Tanzania’s manufacturing industries have adopted self-power generation for the sake of reliability and safety of their machines.
The idea comes while Tanzania is facing power cuts, due to the lack of sufficient rains that caused a drop in hydro-electricity production, and an increase in the use of electricity in the country.
At an estimated 57 trillion cubic feet of gas reserves both in the Indian Ocean and offshore, Tanzania holds east Africa largest gas deposits, with an annual production of 110 billion cubic feet from three fields: Songo Songo, Mnazi Bay, and Kiliwani.
Currently the country annual natural gas production stands at 68.02 billion cubic feet as compared to 59.96 billion cubic feet recorded in the same period of 2021/22 which is equivalent to 13 percent increase.

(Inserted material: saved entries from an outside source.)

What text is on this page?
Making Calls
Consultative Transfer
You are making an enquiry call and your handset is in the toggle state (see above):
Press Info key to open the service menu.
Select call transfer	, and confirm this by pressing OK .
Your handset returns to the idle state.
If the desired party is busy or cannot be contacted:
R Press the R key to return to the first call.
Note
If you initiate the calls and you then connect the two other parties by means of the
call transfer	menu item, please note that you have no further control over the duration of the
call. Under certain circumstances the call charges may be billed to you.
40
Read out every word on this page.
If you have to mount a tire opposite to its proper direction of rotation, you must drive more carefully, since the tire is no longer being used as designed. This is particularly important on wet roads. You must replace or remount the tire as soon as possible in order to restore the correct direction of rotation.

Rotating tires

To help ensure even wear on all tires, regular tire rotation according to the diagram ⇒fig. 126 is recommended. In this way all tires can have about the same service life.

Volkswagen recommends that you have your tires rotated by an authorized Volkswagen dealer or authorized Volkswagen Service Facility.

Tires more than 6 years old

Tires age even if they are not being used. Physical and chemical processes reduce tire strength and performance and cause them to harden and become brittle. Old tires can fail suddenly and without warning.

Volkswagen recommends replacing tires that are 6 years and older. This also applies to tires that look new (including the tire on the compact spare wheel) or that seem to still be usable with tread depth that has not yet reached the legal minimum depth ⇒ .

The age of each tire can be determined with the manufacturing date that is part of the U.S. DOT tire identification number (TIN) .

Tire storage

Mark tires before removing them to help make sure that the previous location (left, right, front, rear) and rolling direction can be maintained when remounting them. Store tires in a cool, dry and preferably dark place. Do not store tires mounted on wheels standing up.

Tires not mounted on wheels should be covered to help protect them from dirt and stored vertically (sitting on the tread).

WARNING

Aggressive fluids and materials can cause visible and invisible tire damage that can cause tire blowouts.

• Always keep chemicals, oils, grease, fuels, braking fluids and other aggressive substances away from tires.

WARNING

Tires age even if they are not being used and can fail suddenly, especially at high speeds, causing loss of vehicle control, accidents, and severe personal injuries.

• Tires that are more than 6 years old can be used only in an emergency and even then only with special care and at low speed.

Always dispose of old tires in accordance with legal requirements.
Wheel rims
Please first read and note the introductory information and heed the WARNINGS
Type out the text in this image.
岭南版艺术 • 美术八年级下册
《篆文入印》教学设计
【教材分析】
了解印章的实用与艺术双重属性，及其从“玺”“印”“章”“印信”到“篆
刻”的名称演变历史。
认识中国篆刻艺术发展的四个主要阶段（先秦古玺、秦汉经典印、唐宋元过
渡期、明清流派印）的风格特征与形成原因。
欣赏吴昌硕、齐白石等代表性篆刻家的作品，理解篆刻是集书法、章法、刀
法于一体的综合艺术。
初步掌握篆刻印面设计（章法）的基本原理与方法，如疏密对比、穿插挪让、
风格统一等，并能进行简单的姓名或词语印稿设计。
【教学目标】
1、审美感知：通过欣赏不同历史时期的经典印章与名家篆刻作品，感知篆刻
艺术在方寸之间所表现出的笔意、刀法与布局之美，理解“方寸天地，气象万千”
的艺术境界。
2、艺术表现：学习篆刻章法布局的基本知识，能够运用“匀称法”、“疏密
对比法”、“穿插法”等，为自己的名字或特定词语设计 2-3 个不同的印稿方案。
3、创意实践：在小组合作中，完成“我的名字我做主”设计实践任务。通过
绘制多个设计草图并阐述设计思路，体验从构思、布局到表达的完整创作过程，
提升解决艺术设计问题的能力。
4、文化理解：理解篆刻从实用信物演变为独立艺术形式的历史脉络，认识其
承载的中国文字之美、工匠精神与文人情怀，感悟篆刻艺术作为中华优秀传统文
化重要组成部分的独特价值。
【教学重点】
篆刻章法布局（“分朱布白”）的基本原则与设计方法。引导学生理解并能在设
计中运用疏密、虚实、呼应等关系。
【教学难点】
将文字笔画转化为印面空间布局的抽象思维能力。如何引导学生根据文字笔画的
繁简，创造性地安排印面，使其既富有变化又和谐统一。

Clarke Energy, a leading multinational specialist in distributed energy solutions, including gas-to-power and battery energy storage systems has partnered with industrial companies in providing self-generated gas power plants by using natural gas.
The company has emerged with over 45 MW already installed natural gas-to-power solutions to offset the national grid supply.
Speaking recently at the power generation networking and cocktail evening in Dar es Salaam, the Clarke Energy Managing Director for Africa, Yiannis Tsantilas said that they have now delivered over 45MW of installed power generation capacity in the country.
“These solutions provide resilient and reliable self-generated electricity supply for manufacturing and processing and independent power producers (IPP) who sell power as a service (PaaS) to other industries. The existing customer base are notable players are in the steel, glass, flour mills, tobacco and oil and gas industries. « We were delighted to hold this networking evening and engage in project discussions whilst exchanging thoughts on emerging trends in the energy sector in Tanzania.”
He added that, the engines installed by the company are supported by in-country service capability and several spare parts warehouse facilities.
On the other hand, the General Manager of Clarke Energy, Mr Emile Hamman, clarified that aside from reliability, an additional benefit of self-power generation utilising natural gas includes significant cost savings compared to generating electricity from other fuel sources.
“Clarke Energy has a wealth of experience in providing resilient and efficient energy solutions for industry and by hosting this networking evening, we aim to establish strong partnerships with new and existing customers, share knowledge and expertise, and collectively drive innovation in the power generation industry.”
He said, once a gas power plant has been installed, it is connected to a network of gas pipelines or bottled variants transported as compressed natural gas (CNG) or liquified natural gas (LNG) to the customer site by a gas supplier. The locally based team of Clarke Energy engineers will commission the power plant, hand over the gas genset to the customer, and kick off the service maintenance plan.
Currently Tanzania’s total power installed capacity is 1,605.86 MW (2021), mostly generated from natural gas (48%), followed by hydropower (31%), petrol (18%), solar (1%), and biofuels (1%).
Tanzania also imports power from Uganda (10 MW), Zambia (5 MW), and Kenya (1MW).